Que lindos olhos de azúl inocente os do pequenito do agiota!
Santo Deus, que entroncamento esta vida!
Tive sempre, feliz ou infelizmente, a sensibilidade humanizada.
E toda a morte me doeu sempre pessoalmente,
Sim, não só pelo mistério de ficar inexpressivo o orgânico,
Mas de maneira directa, cá do coração.

Como o sól doura as casas dos réprobros!
Poderei odiá-los sem desfazer no sol?

Afinal que coisa a pensar com o sentimento distraído
Por causa dos olhos de criança de uma criança …

Psiquetipia

Símbolos. Tudo símbolos
Se calhar, tudo é símbolos…
Serás tu um símbolo também?

Olho, desterrado de ti, as tuas mãos brancas
Postas, com boas maneiras inglesas, sobre a toalha da mesa.
Pessoas independentes de ti…
Olho-as: também serão símbolos?
Então todo o mundo é símbolo e magia?
Se calhar é…
E por que não há de ser?

Símbolos…
Estou cansado de pensar…
Ergo finalmente os olhos para os teus olhos que me olham.
Sorris, sabendo bem em que eu estava pensando…

Meu Deus! e não sabes…
Eu pensava nos símbolos…
Respondo fielmente à tua conversa por cima da mesa…
“It was very strange, wasn’t it?”
“Awfully strange. And how did it end?”
“Well, it didn’t end.

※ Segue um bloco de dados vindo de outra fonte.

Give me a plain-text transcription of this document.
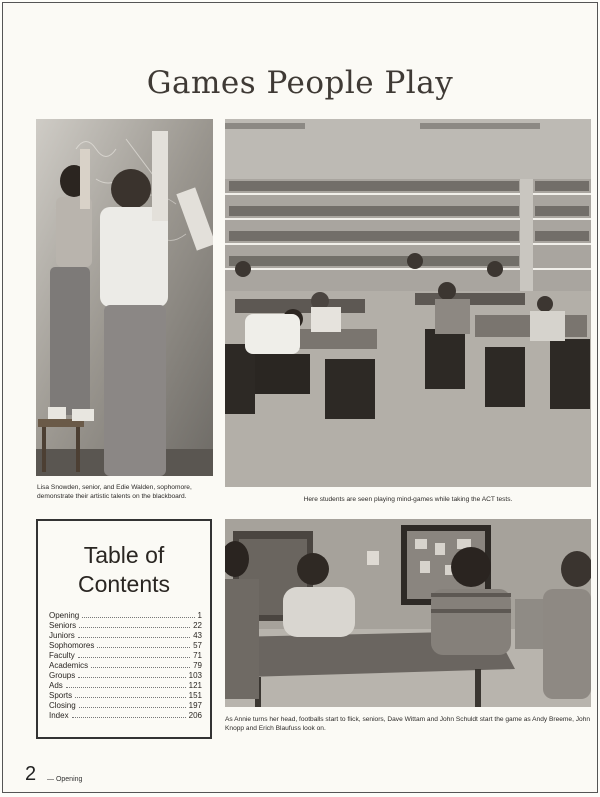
Games People Play
Lisa Snowden, senior, and Edie Walden, sophomore, demonstrate their artistic talents on the blackboard.	Here students are seen playing mind-games while taking the ACT tests.
Table of
Contents
Opening	1
Seniors	22
Juniors	43
Sophomores	57
Faculty	71
Academics	79
Groups	103
Ads	121
Sports	151
Closing	197
Index	206	As Annie turns her head, footballs start to flick, seniors, Dave Wittam and John Schuldt start the game as Andy Breeme, John Knopp and Erich Blaufuss look on.
2 — Opening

It never does, you know.”
Sim, you know… Eu sei…
Sim eu sei…
É o mal dos símbolos, you know.
Yes, I know.
Conversa perfeitamente natural… Mas os símbolos?
Não tiro os olhos de tuas mãos… Quem são elas?
Meu Deus! Os símbolos… Os símbolos…

Aproveitar o Tempo

Aproveitar o tempo!
Mas o que é o tempo, que eu o aproveite?
Aproveitar o tempo!
Nenhum dia sem linha…
O trabalho honesto e superior…
O trabalho à Virgílio, à Mílton…
Mas é tão difícil ser honesto ou superior!
É tão pouco provável ser Milton ou ser Virgílio!

Aproveitar o tempo!
Tirar da alma os bocados precisos – nem mais nem menos –
Para com eles juntar os cubos ajustados
Que fazem gravuras certas na história
(E estão certas também do lado de baixo que se não vê)…
Pôr as sensações em castelo de cartas, pobre China dos serões,
E os pensamentos em dominó, igual contra igual,
E a vontade em carambola difícil.
Imagens de jogos ou de paciências ou de passatempos –
Imagens da vida, imagens das vidas. Imagens da Vida.

Verbalismo…
Sim, verbalismo…
Aproveitar o tempo!
Não ter um minuto que o exame de consciência desconheça…
Não ter um acto indefinido nem factício…
Não ter um movimento desconforme com propósitos…
Boas maneiras da alma…
Elegância de persistir…

Aproveitar o tempo!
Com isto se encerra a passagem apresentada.